C’est une très intéressante découverte qui a été faite en novembre 2014 à Urçay, dans le département de l’Allier, par une équipe d’archéologues de l’INRAP Auvergne dirigée par m. Philippe Arnaud. Dans un niveau profond proche des fondations de l’église du village a été trouvé une rare obole du roi Lothaire (954-986). Cette petite pièce d’argent, apparemment en assez bon état pèse moins d’un gramme pour un diamètre de 17 mm et a été frappée à Bourges, comme l’indique son revers où est apparent le mot « Biturici ».
Il est impossible de connaître sa date d’émission ni, à fortiori, celle à laquelle elle a été perdue ou abandonnée dans le sous-sol du village d’Urçay mais l’essentiel n’est pas là. Cette monnaie, ainsi que la manière de construire les fondations du sanctuaire du village, prouvent une activité humaine antérieure à l’an 1000 dans un secteur de la vallée du Cher sur lequel nous n’avons aucune documentation historique. La prétendue dépendance de l’église vis à vis de l’abbaye Saint-Cyr de Nevers repose sur une homonymie : le « Urziaco », noté en 888 dans la charte 34 du cartulaire de la dite abbaye, est à identifier avec la paroisse d’Urzy, proche de la cité nivernaise.
Dans le désert documentaire qui caractérise une grande partie du Berry du Sud avant la période féodale, l’archéologie est la seule ressource dont l’historien puisse se servir pour tenter une ébauche de carte de la présence humaine au cours de cette longue période qui va de la fin de l’Empire romain à l’édification des premiers châteaux de terre et de bois. Dans le cas présent, le sondage des professionnels de l’INRAP prouve l’existence d’une église antérieure à la période romane dans le bourg d’Urçay. Un niveau de sarcophage a été aussi révélé.
Que conclure à partir de ces informations ?

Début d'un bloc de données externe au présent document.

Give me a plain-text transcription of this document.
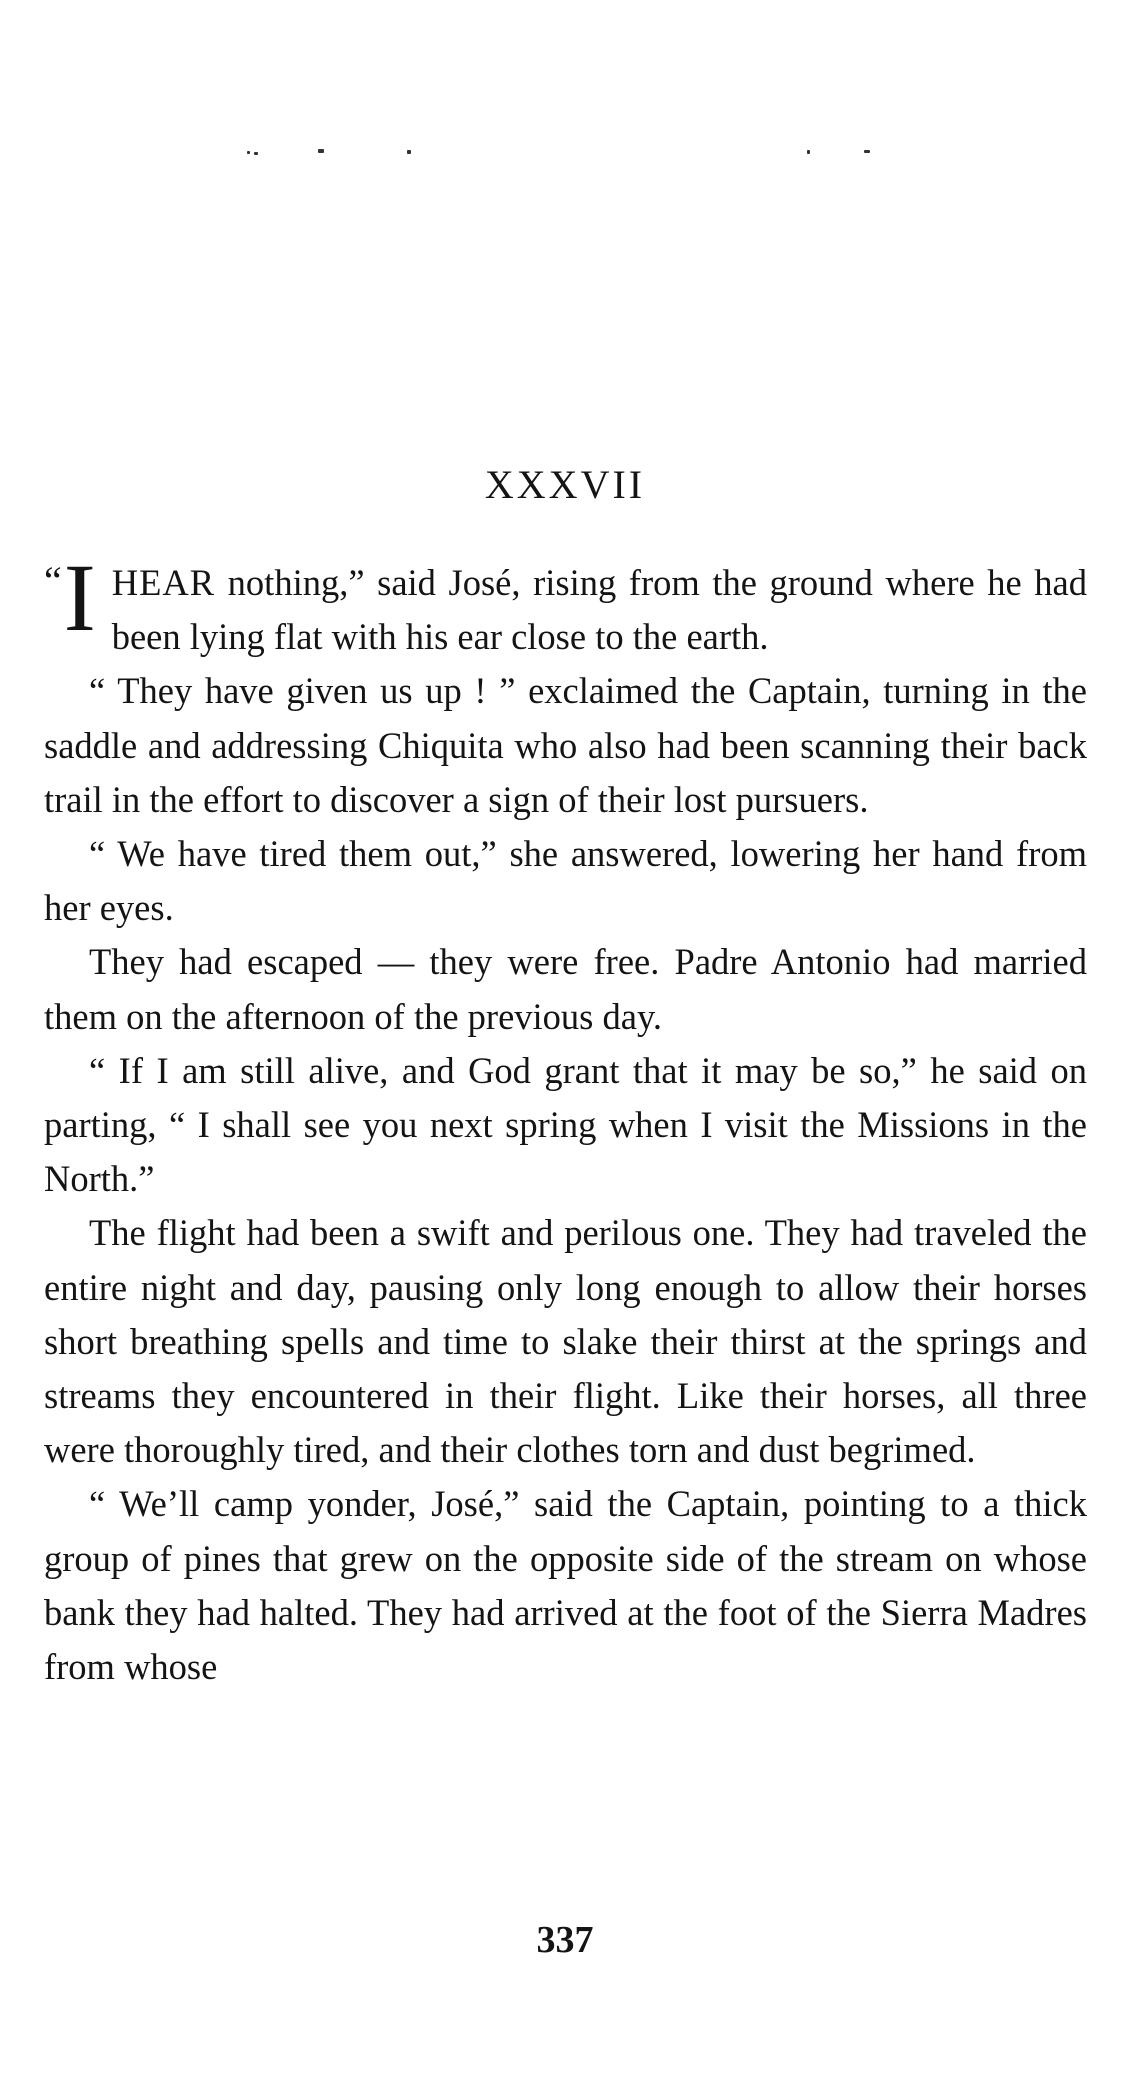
XXXVII

“ I HEAR nothing,” said José, rising from the ground where he had been lying flat with his ear close to the earth.

“ They have given us up ! ” exclaimed the Captain, turning in the saddle and addressing Chiquita who also had been scanning their back trail in the effort to discover a sign of their lost pursuers.

“ We have tired them out,” she answered, lowering her hand from her eyes.

They had escaped — they were free. Padre Antonio had married them on the afternoon of the previous day.

“ If I am still alive, and God grant that it may be so,” he said on parting, “ I shall see you next spring when I visit the Missions in the North.”

The flight had been a swift and perilous one. They had traveled the entire night and day, pausing only long enough to allow their horses short breathing spells and time to slake their thirst at the springs and streams they encountered in their flight. Like their horses, all three were thoroughly tired, and their clothes torn and dust begrimed.

“ We’ll camp yonder, José,” said the Captain, pointing to a thick group of pines that grew on the opposite side of the stream on whose bank they had halted. They had arrived at the foot of the Sierra Madres from whose

337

Trop peu de sites ont été fouillés de manière méthodique dans cette portion de la vallée du Cher pour tenter une approche raisonnée de l’occupation des sols à la période pré-féodale. Une constante cependant : la matière composant les sarcophages d’Urçay et de Drevant (à quelques kilomètres en aval) n’est pas locale. Les lourdes cuves de pierre ayant servi de tombeaux ont certainement circulé sur les eaux du Cher. Urçay n’est sur aucune route ancienne importante : la voie antique Bourges/Néris passe sur l’autre rive de la rivière. Il semblerait que le Cher, aujourd’hui impraticable pour la batellerie, ait favorisé la circulation des hommes et des biens dans ces périodes très anciennes. On ne peut que se réjouir des prospections subaquatiques qui auscultent ses eaux et qui pourraient, dans l’avenir, fournir de très intéressantes observations.
Note : l’image qui illustre ce billet est celle d’une monnaie identique à celle trouvée par les fouilleurs, proposée à la vente sur un site marchand.